Fiber laser systems with galvo scanning heads routinely mark readable text at 1.5mm character height on PCB soldermask surfaces. With careful power and speed calibration, characters down to 0.8–1mm height are achievable on high-contrast soldermask (black soldermask gives the best contrast with fiber laser ablation). For QR code and Data Matrix marks on boards, a 5mm × 5mm code is a practical minimum for reliable scanner readability. Smaller marks require lower power, slower speed, and finer focus settings — always verify readability with an actual barcode scanner before batch production.

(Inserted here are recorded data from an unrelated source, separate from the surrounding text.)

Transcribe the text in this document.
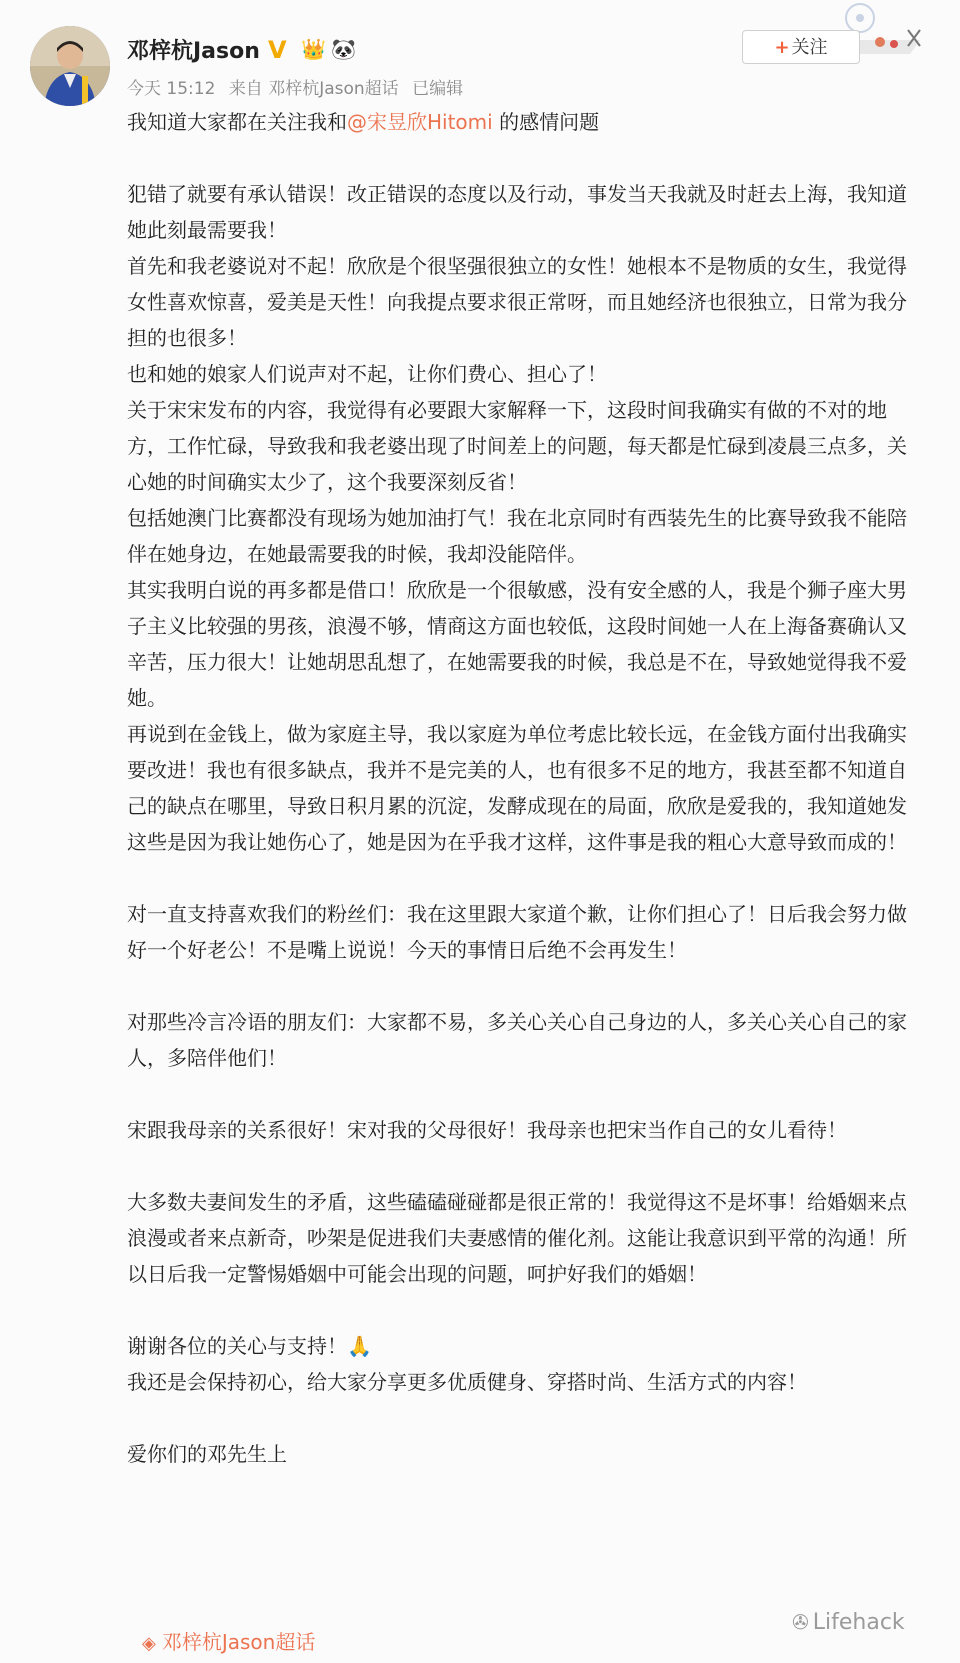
邓梓杭Jason V 👑 🐼
今天 15:12 来自 邓梓杭Jason超话 已编辑
+ 关注

我知道大家都在关注我和@宋昱欣Hitomi 的感情问题

犯错了就要有承认错误！改正错误的态度以及行动，事发当天我就及时赶去上海，我知道她此刻最需要我！

首先和我老婆说对不起！欣欣是个很坚强很独立的女性！她根本不是物质的女生，我觉得女性喜欢惊喜，爱美是天性！向我提点要求很正常呀，而且她经济也很独立，日常为我分担的也很多！

也和她的娘家人们说声对不起，让你们费心、担心了！

关于宋宋发布的内容，我觉得有必要跟大家解释一下，这段时间我确实有做的不对的地方，工作忙碌，导致我和我老婆出现了时间差上的问题，每天都是忙碌到凌晨三点多，关心她的时间确实太少了，这个我要深刻反省！

包括她澳门比赛都没有现场为她加油打气！我在北京同时有西装先生的比赛导致我不能陪伴在她身边，在她最需要我的时候，我却没能陪伴。

其实我明白说的再多都是借口！欣欣是一个很敏感，没有安全感的人，我是个狮子座大男子主义比较强的男孩，浪漫不够，情商这方面也较低，这段时间她一人在上海备赛确认又辛苦，压力很大！让她胡思乱想了，在她需要我的时候，我总是不在，导致她觉得我不爱她。

再说到在金钱上，做为家庭主导，我以家庭为单位考虑比较长远，在金钱方面付出我确实要改进！我也有很多缺点，我并不是完美的人，也有很多不足的地方，我甚至都不知道自己的缺点在哪里，导致日积月累的沉淀，发酵成现在的局面，欣欣是爱我的，我知道她发这些是因为我让她伤心了，她是因为在乎我才这样，这件事是我的粗心大意导致而成的！

对一直支持喜欢我们的粉丝们：我在这里跟大家道个歉，让你们担心了！日后我会努力做好一个好老公！不是嘴上说说！今天的事情日后绝不会再发生！

对那些冷言冷语的朋友们：大家都不易，多关心关心自己身边的人，多关心关心自己的家人，多陪伴他们！

宋跟我母亲的关系很好！宋对我的父母很好！我母亲也把宋当作自己的女儿看待！

大多数夫妻间发生的矛盾，这些磕磕碰碰都是很正常的！我觉得这不是坏事！给婚姻来点浪漫或者来点新奇，吵架是促进我们夫妻感情的催化剂。这能让我意识到平常的沟通！所以日后我一定警惕婚姻中可能会出现的问题，呵护好我们的婚姻！

谢谢各位的关心与支持！🙏

我还是会保持初心，给大家分享更多优质健身、穿搭时尚、生活方式的内容！

爱你们的邓先生上

◈ 邓梓杭Jason超话
✇ Lifehack
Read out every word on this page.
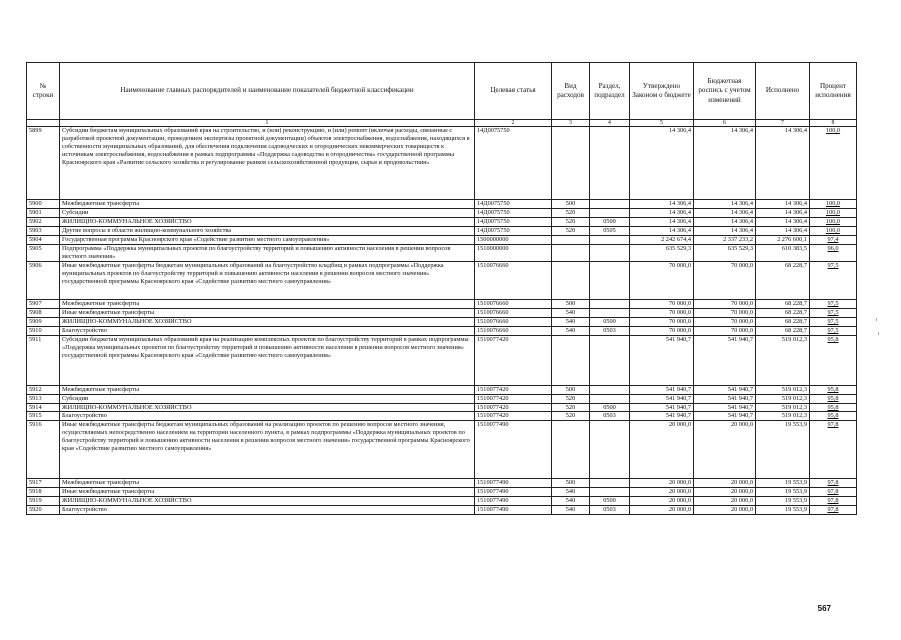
№ строки	Наименование главных распорядителей и наименование показателей бюджетной классификации	Целевая статья	Вид расходов	Раздел, подраздел	Утверждено Законом о бюджете	Бюджетная роспись с учетом изменений	Исполнено	Процент исполнения
	1	2	3	4	5	6	7	8
5899	Субсидии бюджетам муниципальных образований края на строительство, и (или) реконструкцию, и (или) ремонт (включая расходы, связанные с разработкой проектной документации, проведением экспертизы проектной документации) объектов электроснабжения, водоснабжения, находящихся в собственности муниципальных образований, для обеспечения подключения садоводческих и огороднических некоммерческих товариществ к источникам электроснабжения, водоснабжения в рамках подпрограммы «Поддержка садоводства и огородничества» государственной программы Красноярского края «Развитие сельского хозяйства и регулирование рынков сельскохозяйственной продукции, сырья и продовольствия»	14Д0075750			14 306,4	14 306,4	14 306,4	100,0
5900	Межбюджетные трансферты	14Д0075750	500		14 306,4	14 306,4	14 306,4	100,0
5901	Субсидии	14Д0075750	520		14 306,4	14 306,4	14 306,4	100,0
5902	ЖИЛИЩНО-КОММУНАЛЬНОЕ ХОЗЯЙСТВО	14Д0075750	520	0500	14 306,4	14 306,4	14 306,4	100,0
5903	Другие вопросы в области жилищно-коммунального хозяйства	14Д0075750	520	0505	14 306,4	14 306,4	14 306,4	100,0
5904	Государственная программа Красноярского края «Содействие развитию местного самоуправления»	1500000000			2 242 674,4	2 337 233,2	2 276 600,1	97,4
5905	Подпрограмма «Поддержка муниципальных проектов по благоустройству территорий и повышению активности населения в решении вопросов местного значения»	1510000000			635 529,3	635 529,3	610 383,5	96,0
5906	Иные межбюджетные трансферты бюджетам муниципальных образований на благоустройство кладбищ в рамках подпрограммы «Поддержка муниципальных проектов по благоустройству территорий и повышению активности населения в решении вопросов местного значения» государственной программы Красноярского края «Содействие развитию местного самоуправления»	1510076660			70 000,0	70 000,0	68 228,7	97,5
5907	Межбюджетные трансферты	1510076660	500		70 000,0	70 000,0	68 228,7	97,5
5908	Иные межбюджетные трансферты	1510076660	540		70 000,0	70 000,0	68 228,7	97,5
5909	ЖИЛИЩНО-КОММУНАЛЬНОЕ ХОЗЯЙСТВО	1510076660	540	0500	70 000,0	70 000,0	68 228,7	97,5
5910	Благоустройство	1510076660	540	0503	70 000,0	70 000,0	68 228,7	97,5
5911	Субсидии бюджетам муниципальных образований края на реализацию комплексных проектов по благоустройству территорий в рамках подпрограммы «Поддержка муниципальных проектов по благоустройству территорий и повышению активности населения в решении вопросов местного значения» государственной программы Красноярского края «Содействие развитию местного самоуправления»	1510077420			541 940,7	541 940,7	519 012,3	95,8
5912	Межбюджетные трансферты	1510077420	500		541 940,7	541 940,7	519 012,3	95,8
5913	Субсидии	1510077420	520		541 940,7	541 940,7	519 012,3	95,8
5914	ЖИЛИЩНО-КОММУНАЛЬНОЕ ХОЗЯЙСТВО	1510077420	520	0500	541 940,7	541 940,7	519 012,3	95,8
5915	Благоустройство	1510077420	520	0503	541 940,7	541 940,7	519 012,3	95,8
5916	Иные межбюджетные трансферты бюджетам муниципальных образований на реализацию проектов по решению вопросов местного значения, осуществляемых непосредственно населением на территории населенного пункта, в рамках подпрограммы «Поддержка муниципальных проектов по благоустройству территорий и повышению активности населения в решении вопросов местного значения» государственной программы Красноярского края «Содействие развитию местного самоуправления»	1510077490			20 000,0	20 000,0	19 553,9	97,8
5917	Межбюджетные трансферты	1510077490	500		20 000,0	20 000,0	19 553,9	97,8
5918	Иные межбюджетные трансферты	1510077490	540		20 000,0	20 000,0	19 553,9	97,8
5919	ЖИЛИЩНО-КОММУНАЛЬНОЕ ХОЗЯЙСТВО	1510077490	540	0500	20 000,0	20 000,0	19 553,9	97,8
5920	Благоустройство	1510077490	540	0503	20 000,0	20 000,0	19 553,9	97,8
567
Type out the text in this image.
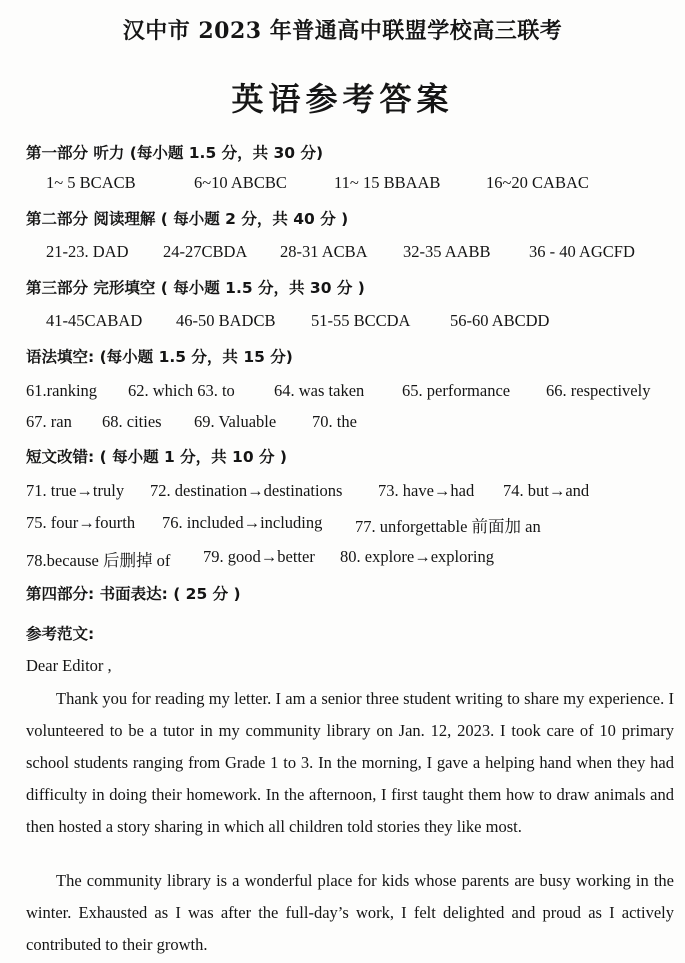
汉中市 2023 年普通高中联盟学校高三联考
英语参考答案
第一部分 听力 (每小题 1.5 分，共 30 分)
1~ 5 BCACB	6~10 ABCBC	11~ 15 BBAAB	16~20 CABAC
第二部分 阅读理解 ( 每小题 2 分，共 40 分 )
21-23. DAD 24-27CBDA 28-31 ACBA 32-35 AABB 36 - 40 AGCFD
第三部分 完形填空 ( 每小题 1.5 分，共 30 分 )
41-45CABAD 46-50 BADCB 51-55 BCCDA 56-60 ABCDD
语法填空: (每小题 1.5 分，共 15 分)
61.ranking 62. which 63. to 64. was taken 65. performance 66. respectively
67. ran 68. cities 69. Valuable 70. the
短文改错: ( 每小题 1 分，共 10 分 )
71. true→truly 72. destination→destinations 73. have→had 74. but→and
75. four→fourth 76. included→including 77. unforgettable 前面加 an
78.because 后删掉 of 79. good→better 80. explore→exploring
第四部分: 书面表达: ( 25 分 )
参考范文:
Dear Editor ,
Thank you for reading my letter. I am a senior three student writing to share my experience. I volunteered to be a tutor in my community library on Jan. 12, 2023. I took care of 10 primary school students ranging from Grade 1 to 3. In the morning, I gave a helping hand when they had difficulty in doing their homework. In the afternoon, I first taught them how to draw animals and then hosted a story sharing in which all children told stories they like most.
The community library is a wonderful place for kids whose parents are busy working in the winter. Exhausted as I was after the full-day’s work, I felt delighted and proud as I actively contributed to their growth.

Does laser marking affect PCB solderability or electrical performance?

Properly applied fiber laser marks on soldermask surfaces do not affect the solderability of exposed pads or the electrical performance of nearby traces. The soldermask coating in the marked area maintains its protective properties. Marks should not be applied directly over solder pads, copper traces, or through-hole pads. If boards undergo aqueous cleaning after soldering, fiber laser marks on soldermask are resistant to the cleaning chemistry and maintain legibility. UV laser marks specifically are solder-resistant and are commonly applied before the reflow soldering step.

What are common mistakes when laser engraving PCBs?

The most common mistakes are: using too much power (causing charring or soldermask delamination beyond the mark area), marking over copper pads or traces (damaging the pad coating), using CO2 laser on assembled boards without adequate fume extraction (toxic fumes), not testing parameters on scrap material before production runs, and using raster image files instead of vectors (poor mark quality at small sizes). Start with conservative power settings (10–15% for a 30W fiber) and increase gradually until you achieve the contrast you need without surface damage.